Checkmylevel from FAM Sports: The only peripheral or PNS device, Checkmylevel (CML) uses electrical stimulation and an accelerometer to determine how system fatigue of the body trends from a local assessment. FAM Sports is one of the many Finnish companies that provide sports readiness data, and the startup is located in the innovation center of Oulu, a city known for technology development. The CML data is similar to HRV, but isn’t central or autonomic in nature.
One of the challenges with the system is that the process requires electrical stimulation, which is something not all athletes are comfortable with.
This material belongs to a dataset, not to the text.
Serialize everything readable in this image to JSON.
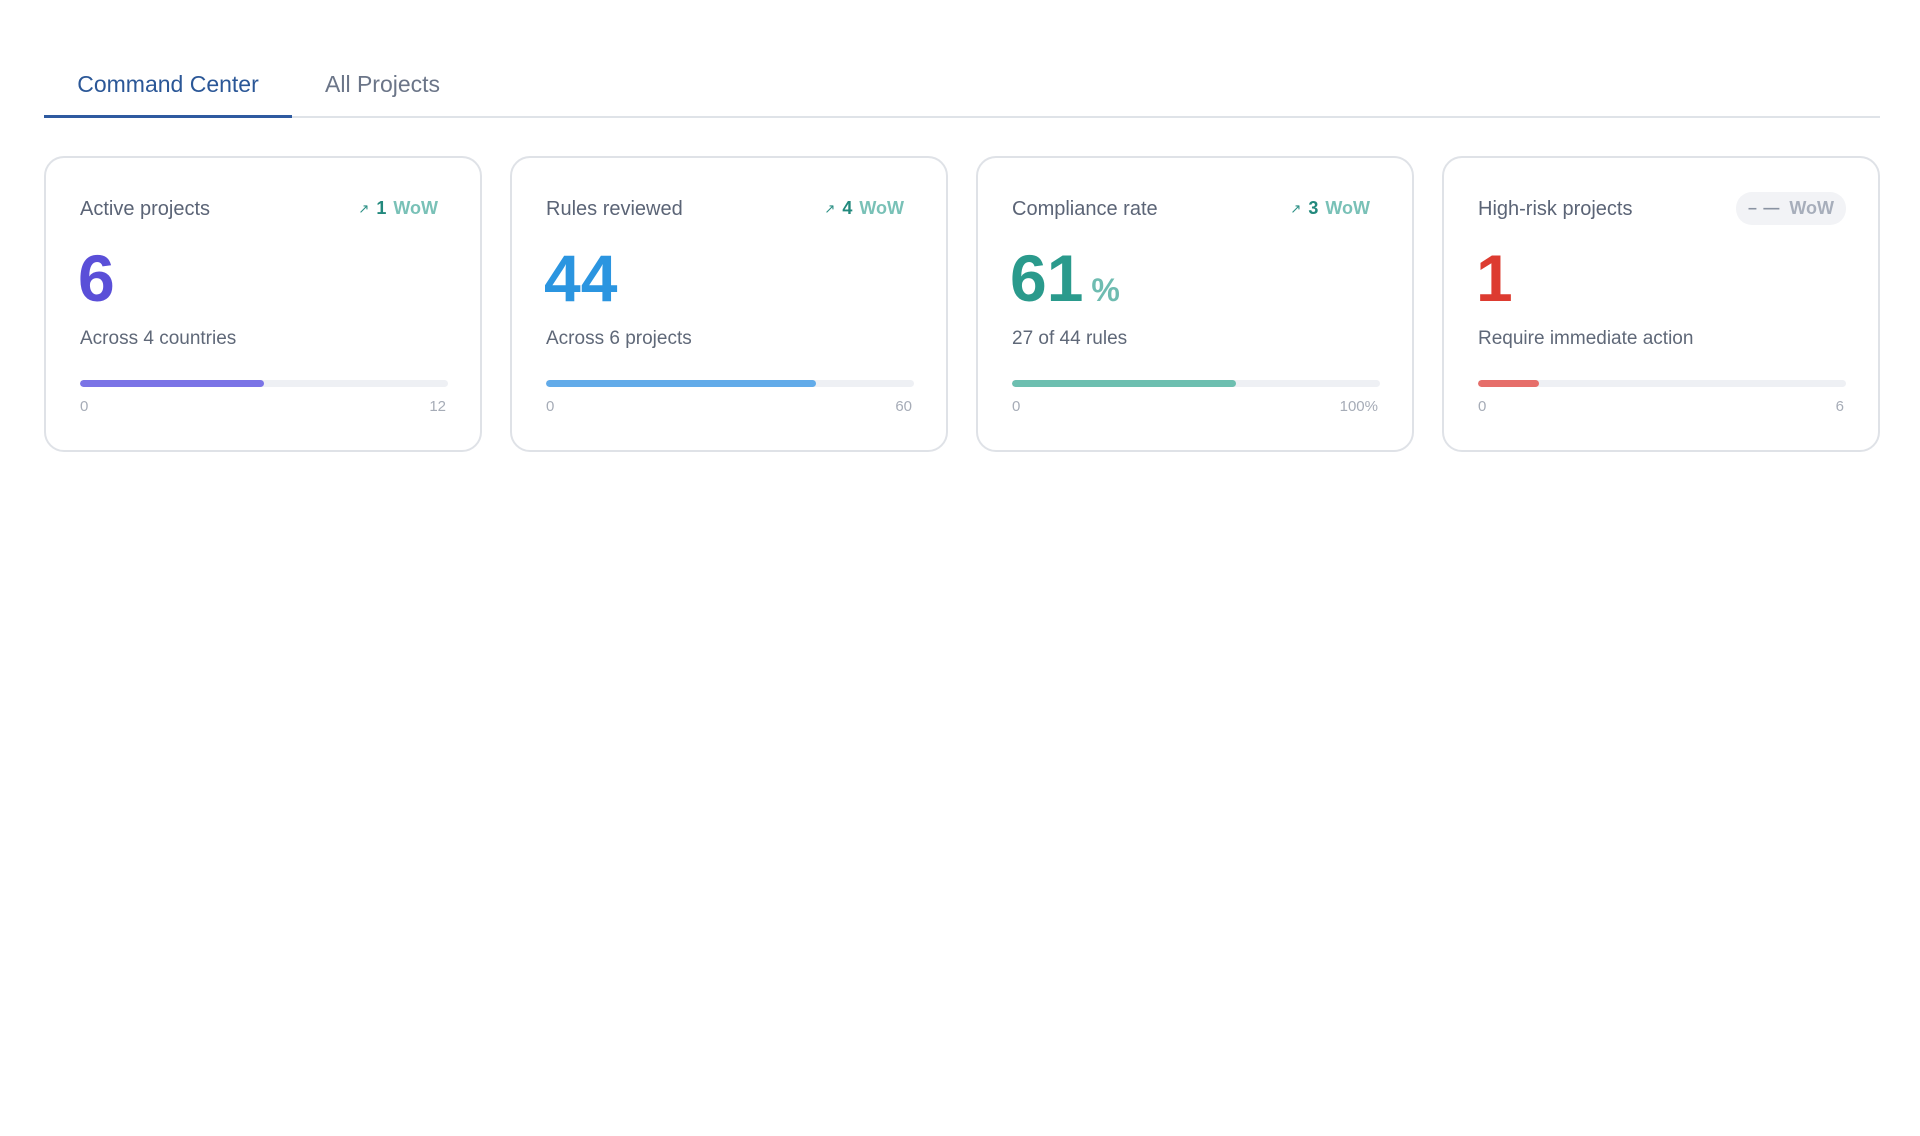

However, with the growing use of EMS products, most elite athletes will find this requirement a non-issue. Several noted coaches and high-level consultants endorse the system, and Hakan Andersson and other national team coaches use it extensively.
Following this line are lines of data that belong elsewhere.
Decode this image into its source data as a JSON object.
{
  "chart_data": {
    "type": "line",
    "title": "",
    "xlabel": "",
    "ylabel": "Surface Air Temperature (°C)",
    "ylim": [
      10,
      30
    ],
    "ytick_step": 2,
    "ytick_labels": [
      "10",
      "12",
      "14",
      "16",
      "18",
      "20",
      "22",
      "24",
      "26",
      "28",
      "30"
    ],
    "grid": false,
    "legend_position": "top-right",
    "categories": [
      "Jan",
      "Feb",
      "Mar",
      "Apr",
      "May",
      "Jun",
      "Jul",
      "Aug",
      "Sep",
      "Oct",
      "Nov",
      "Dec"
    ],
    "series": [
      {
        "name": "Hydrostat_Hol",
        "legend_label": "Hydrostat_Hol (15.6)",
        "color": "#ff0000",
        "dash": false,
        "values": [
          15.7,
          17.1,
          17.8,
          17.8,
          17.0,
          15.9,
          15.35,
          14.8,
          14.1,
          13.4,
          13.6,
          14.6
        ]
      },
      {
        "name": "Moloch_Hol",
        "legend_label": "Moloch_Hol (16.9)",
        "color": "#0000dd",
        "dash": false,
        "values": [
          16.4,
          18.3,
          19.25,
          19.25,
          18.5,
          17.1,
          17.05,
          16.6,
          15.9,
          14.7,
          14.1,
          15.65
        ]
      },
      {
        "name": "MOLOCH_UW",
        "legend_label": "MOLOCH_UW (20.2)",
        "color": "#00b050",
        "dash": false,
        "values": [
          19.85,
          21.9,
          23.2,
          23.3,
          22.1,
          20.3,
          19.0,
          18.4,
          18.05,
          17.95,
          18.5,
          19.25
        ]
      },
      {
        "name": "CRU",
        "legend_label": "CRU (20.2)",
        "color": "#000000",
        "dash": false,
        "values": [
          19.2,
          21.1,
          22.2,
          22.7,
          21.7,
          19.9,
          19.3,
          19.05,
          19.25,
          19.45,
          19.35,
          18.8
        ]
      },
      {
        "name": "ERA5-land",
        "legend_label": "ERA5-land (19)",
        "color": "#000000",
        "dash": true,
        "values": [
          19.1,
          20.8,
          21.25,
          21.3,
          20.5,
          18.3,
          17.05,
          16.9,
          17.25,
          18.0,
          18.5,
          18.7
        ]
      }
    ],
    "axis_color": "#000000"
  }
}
Kubios Open Source Software: This last Finnish company we mention is a research solution for sport scientists. Team sport does not typically use Kubios because the user experience is not optimized for workflow. You can use Kubios with any Windows machine, and it offers online videos and a user manual for those looking to take samples of heart rate data to the next level. While staff who are trained and knowledgeable about the biological components of the heartbeat in detail can use this software in team environments, it’s not user-friendly or optimized for team environments.
Kubios has no proprietary “black box” metrics and is free to use for any health- or sport-related endeavor. Users must have their own hardware, such as lab grade heart rate monitors or similar. The software is over a decade old, and is internationally recognized as a valid tool in heart rate variability assessment.
Strive Tech: This Seattle-based company is rapidly growing in the athletic and military markets as a unique, multi-faceted monitoring system that integrates three systems in one. Founded around the idea that comfort leads to compliance and compliance allows for consistent data collection, Strive features smart compression clothing embedded with EMG sensors as well as measuring motion via GPS, accelerometer, magnetometer, and 3-Axis gyroscope.
The solution integrates the measurements in a cloud-based software that provides actionable insights and reporting via an app, web-based portal, and API. Strive is currently being used in the NCAA and NFL with use cases across all areas of performance including enhancing return-to-play protocols, injury prevention, athlete profile development, training load management, and peak performance.
As mentioned earlier, the assessment of athletes requires a repeatable protocol; something reliable enough to give confidence that it will be sustainable over the course of a season. Some teams have elected to use a mixed environment of multiple systems, giving their athletes choices as to what they prefer and then pushing the data into an AMS system to show trends. None of the data is interchangeable, so you must interpret each system separately.
Choosing the Right System for Your Team or Training
Every system has pros and cons, along with different price points. Therefore, you should buy based on consistency of use, and not on power or potential. Some systems are designed for daily use, while some systems can be used a few times a week and still be very effective. Nearly every program has team software, but just about every system can also export the data and upload it to an AMS system.
Buy a physiological monitoring system based on consistency of use, not on power or potential. Share on XMonitoring should complement the decision-making involved in training programs and not replace the coach, as interpretation is everything. Monitoring athletes is now a staple in team training, and this guide should be enough to enable you to make the right choice in picking the right system.